Thank you for Bob Holton's insightful article on the controversy surrounding John's Cornwell's malicious book Hitler's Pope ("He Was No ‘Hitler's Pope,’ Pius XII Experts Contend,” Sept. 19-25). What was disappointing and troubling, though, was Rabbi Leon Klenicki's charge, without support for his thesis, that Pope Pius XII somehow “chose” Nazism over Communism. Because of the type of organization he works for, the Anti-Defamation League of B'nai B'rith, Rabbi Klenicki should be even more sensitive to making unfounded charges, particularly against the leader of the Catholic Church. The Anti-Defamation League has, sadly, strayed from its commendable and accurate defense of Pius XII in years past, when Dr. Joseph Lichten refuted the defamatory work of a literary predecessor of Cornwell's, Rolf Hochuth, who wrote The Deputy in the 1960s.

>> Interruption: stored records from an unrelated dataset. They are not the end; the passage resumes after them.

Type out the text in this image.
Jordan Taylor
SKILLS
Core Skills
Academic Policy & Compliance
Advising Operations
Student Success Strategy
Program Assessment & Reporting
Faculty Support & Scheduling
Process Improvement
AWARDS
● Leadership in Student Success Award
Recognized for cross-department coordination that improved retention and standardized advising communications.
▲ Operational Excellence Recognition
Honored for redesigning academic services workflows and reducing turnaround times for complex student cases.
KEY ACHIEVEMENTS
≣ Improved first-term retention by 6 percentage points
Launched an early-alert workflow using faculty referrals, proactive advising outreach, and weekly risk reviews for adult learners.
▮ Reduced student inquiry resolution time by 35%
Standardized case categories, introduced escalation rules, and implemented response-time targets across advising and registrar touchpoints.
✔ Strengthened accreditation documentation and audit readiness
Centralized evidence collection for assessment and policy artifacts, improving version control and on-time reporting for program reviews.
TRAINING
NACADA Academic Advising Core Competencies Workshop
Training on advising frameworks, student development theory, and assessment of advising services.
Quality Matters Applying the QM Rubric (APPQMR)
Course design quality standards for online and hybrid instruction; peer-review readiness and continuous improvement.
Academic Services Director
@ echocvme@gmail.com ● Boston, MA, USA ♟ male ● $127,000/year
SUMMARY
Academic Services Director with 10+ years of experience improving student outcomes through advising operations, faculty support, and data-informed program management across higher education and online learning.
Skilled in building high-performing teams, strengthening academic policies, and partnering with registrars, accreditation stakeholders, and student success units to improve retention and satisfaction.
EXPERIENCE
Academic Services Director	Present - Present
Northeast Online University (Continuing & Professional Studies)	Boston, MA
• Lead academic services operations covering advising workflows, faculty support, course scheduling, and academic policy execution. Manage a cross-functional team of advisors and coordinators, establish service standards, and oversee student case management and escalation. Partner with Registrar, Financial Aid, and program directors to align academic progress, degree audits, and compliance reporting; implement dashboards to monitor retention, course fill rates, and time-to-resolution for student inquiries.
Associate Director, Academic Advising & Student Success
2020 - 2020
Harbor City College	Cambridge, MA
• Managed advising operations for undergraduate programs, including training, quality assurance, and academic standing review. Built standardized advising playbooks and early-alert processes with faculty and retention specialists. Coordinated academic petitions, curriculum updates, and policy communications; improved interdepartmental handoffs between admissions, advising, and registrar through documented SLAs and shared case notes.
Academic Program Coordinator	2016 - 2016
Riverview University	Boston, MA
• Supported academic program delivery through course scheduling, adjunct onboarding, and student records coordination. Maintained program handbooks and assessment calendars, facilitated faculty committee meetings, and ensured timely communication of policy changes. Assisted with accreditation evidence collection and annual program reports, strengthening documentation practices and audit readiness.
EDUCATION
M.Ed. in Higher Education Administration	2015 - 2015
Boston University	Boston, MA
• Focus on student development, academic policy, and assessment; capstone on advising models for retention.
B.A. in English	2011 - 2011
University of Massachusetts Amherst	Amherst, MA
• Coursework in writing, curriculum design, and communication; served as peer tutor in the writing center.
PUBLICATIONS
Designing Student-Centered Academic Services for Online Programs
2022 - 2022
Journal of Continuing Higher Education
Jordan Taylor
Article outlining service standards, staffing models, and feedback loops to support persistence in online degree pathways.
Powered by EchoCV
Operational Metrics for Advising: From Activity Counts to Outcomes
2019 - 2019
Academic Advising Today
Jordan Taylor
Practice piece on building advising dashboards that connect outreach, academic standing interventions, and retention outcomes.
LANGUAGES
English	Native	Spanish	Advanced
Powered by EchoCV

Besides Lichten's Pius XII and the Holocaust: A Question of Judgment, I charitably suggest that Rabbi Klenicki and his colleagues read or reread the works of other respected Jewish scholars like Jeno Levai (Pius XII Was Not Silent, London: Sands & Co., 1968), who gave testimony at the trials of various Nazi war criminals, and Israeli diplomat Pinchas Lapide, author of Three Popes and the Jews (New York: Hawthorn, 1967).

Thomas J. Nash Steubenville, Ohio

Shakespeare's True Faith

The Sept. 5-11 Register reported on an international gathering of scholars that examined the question of whether or not Shakespeare was a Catholic ("Shakespeare Scholars Say The Bard Was … Catholic? “). In 1945 John Henry de Groot, a Presbyterian minister, published his Columbia Ph.D. thesis, “The Shakespeares and ‘The Old Faith,’”in which he gave the still most systematic and massive evidence on behalf of Shakespeare's having been a Catholic. This book was recently reprinted by Real View Books with a most enlightening postscript by Stanley L. Jaki, which shows, among other things, the stunning extent to which de Groot's scholarly book has been ignored and this holds true, also, of some Catholic Shakespeare scholars.